IT didn't exist at the time, so technically the answer is zero, none.
If you mean companies that are currently IT companies, and created and sold equipment explicitly for the purpose of use in the holocaust, that'd exclude any company outside German occupied Europe, Spain, Italy, Sweden, and Switzerland, as there simply was no trade during the holocaust years with Germany from anywhere else.
Of German companies, no doubt many if not most supplied items that found their way into the bureacracies and organisations responsible. Therefore a list of German IT companies, filtered for date of establishment prior to 1945, would be a good start.
For the others it's much harder as there's no doubt no records of export to Germany during the war left, those would long ago have been destroyed because they'd be too embarrassing for the countries and companies involved to retain.

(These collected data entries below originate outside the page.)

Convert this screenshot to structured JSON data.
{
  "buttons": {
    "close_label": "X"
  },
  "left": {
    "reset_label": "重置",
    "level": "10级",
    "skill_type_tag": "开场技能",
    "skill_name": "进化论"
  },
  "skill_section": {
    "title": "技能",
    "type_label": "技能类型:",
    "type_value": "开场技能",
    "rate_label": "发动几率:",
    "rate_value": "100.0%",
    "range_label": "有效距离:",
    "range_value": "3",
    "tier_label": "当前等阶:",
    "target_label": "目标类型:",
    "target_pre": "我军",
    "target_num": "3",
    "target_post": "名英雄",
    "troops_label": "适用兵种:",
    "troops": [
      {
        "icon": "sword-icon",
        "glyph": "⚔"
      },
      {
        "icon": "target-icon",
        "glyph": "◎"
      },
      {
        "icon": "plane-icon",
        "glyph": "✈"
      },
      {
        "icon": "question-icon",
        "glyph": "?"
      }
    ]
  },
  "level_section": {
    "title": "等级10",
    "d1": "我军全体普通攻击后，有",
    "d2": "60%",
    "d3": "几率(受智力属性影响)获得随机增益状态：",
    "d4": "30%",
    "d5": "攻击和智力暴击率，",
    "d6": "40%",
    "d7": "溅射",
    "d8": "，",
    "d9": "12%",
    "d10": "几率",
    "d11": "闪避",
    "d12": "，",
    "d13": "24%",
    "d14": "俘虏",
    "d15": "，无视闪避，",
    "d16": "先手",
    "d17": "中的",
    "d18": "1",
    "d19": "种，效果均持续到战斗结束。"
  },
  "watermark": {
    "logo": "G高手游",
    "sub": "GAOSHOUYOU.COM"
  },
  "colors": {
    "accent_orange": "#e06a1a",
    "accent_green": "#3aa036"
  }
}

IBM and other American companies (and many around Europe) certainly traded with Germany before the war, and some of that equipment made its way into the SS, SA, Organisation Todt, Gestapo, etc. etc.. But that wasn't delivered for the purpose of being used as it ended up.
And if you count equipment captured by the Germans in their conquest of Europe, the list of companies gets even longer. Would you count the manufacturer of every train and truck used to transport people to the camps? Every tractor and farm implement used to grow the food that fed the local police forces and troops in the Netherlands, France, Denmark, and elsewhere? Every clothing manufacturer that created the uniforms for those people?
Quite obviously at some point you'd find that every company in every country that ever traded pre-1945 with any country that formed part of the Reich could be implicated. And quite a few of those (if they still exist) are today (or have today) IT companies. Think British Aerospace, Dassault, Boeing, Saab, the list goes on and on.